From 1950, Corneille moved to Paris , then began to exhibit in major galleries such as galerie Maeght (1950), galerie Colette Allendy (1954), Galerie Ariel (1961). He also exhibits his works in New-York in Lefebre Gallery (1962). He also exhibited in museums such as the Museum of Curacao (1954) , the Palace of Fine Arts in Brussels, Belgium (1956) or at the Stedelijk Museum in Amsterdam in the Netherlands ( 1956 and 1960). A partir de 1954-55, Corneille s’initie à de nouveaux médiums ; d’abord à la gravure à l’eau forte dans l’atelier de Stanley Hayter à Paris, puis à la céramique avec Asger Jorn, Wilfredo Lam, Matta, Enrico Baj, Fontana, dans l’atelier de Mazzoti, à Albisola. At the same period, he recieved a honorable mention Carnegie International à Pittsburgh and the year after, in 1956,he won the Salomon Guggenheim price for the Netherlands.

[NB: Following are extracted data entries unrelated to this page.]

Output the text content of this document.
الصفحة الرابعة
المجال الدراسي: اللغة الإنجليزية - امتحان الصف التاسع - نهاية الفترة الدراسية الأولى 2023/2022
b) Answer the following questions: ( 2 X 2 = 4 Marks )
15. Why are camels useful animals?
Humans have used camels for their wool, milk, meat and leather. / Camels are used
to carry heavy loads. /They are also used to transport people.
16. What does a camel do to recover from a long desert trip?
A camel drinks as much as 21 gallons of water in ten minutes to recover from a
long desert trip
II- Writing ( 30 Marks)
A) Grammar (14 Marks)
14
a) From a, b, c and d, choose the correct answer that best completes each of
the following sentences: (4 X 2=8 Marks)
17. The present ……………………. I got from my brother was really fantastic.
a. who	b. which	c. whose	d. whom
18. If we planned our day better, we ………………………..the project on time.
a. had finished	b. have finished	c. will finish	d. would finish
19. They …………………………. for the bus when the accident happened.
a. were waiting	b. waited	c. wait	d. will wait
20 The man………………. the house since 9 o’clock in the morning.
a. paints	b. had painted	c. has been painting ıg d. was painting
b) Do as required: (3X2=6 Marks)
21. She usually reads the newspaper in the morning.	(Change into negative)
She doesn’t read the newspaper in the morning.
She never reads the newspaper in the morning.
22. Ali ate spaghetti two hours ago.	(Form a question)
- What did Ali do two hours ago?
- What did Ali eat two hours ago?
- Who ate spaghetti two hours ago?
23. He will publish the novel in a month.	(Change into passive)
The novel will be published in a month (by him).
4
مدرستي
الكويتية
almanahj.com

From 1961, Corneille began painting on the floor. His paintings, structured organically, borrow their colors and materials to the mineral, which leads to its "geological period". He began a series of gouaches in 1962, which will be presented at special exhibitions in 1962, in the Galerie Mathias Fels, Paris, with texts by Hubert Juin, Jean- Clarence Lambert, Jean- Jacques Leveque, Lasse Söderberg and a second time in 1964 in the same gallery. There is a certain duality in the art of Corneille around the years 1960’s: its rigorous constructions are counterbalanced by great spontaneity and its rich color palette.
From 1970, he returned to figurative art. His paintings in bright colors then present an idyllic world, almost childlike where birds cats, women and suns are present. This positive vision, both by the theme and by the colors, enabling Corneille to forge a unique and remarkable visual world, that he declines on many products.
From the years 1980’s, Corneille presented his work during numerous exhibitions and develops its graphic work from the late 40's, which is then recognized internationally. Thus, between 1982 and 1992, several monographs are devoted to it. At this time he mostly painted colourfull figuratives characters such as women, cats or birds.
The years 1990's were marked by the appearance of his first sculptures in polychrome wood. In 1992, he made another trip to Africa to shoot a film, directed by Jos Wassink, which will be broadcast on the occasion of the exhibition designed by Ronald A.R. Kerkhoven: Corneille, the African face, Museuon (The Hague).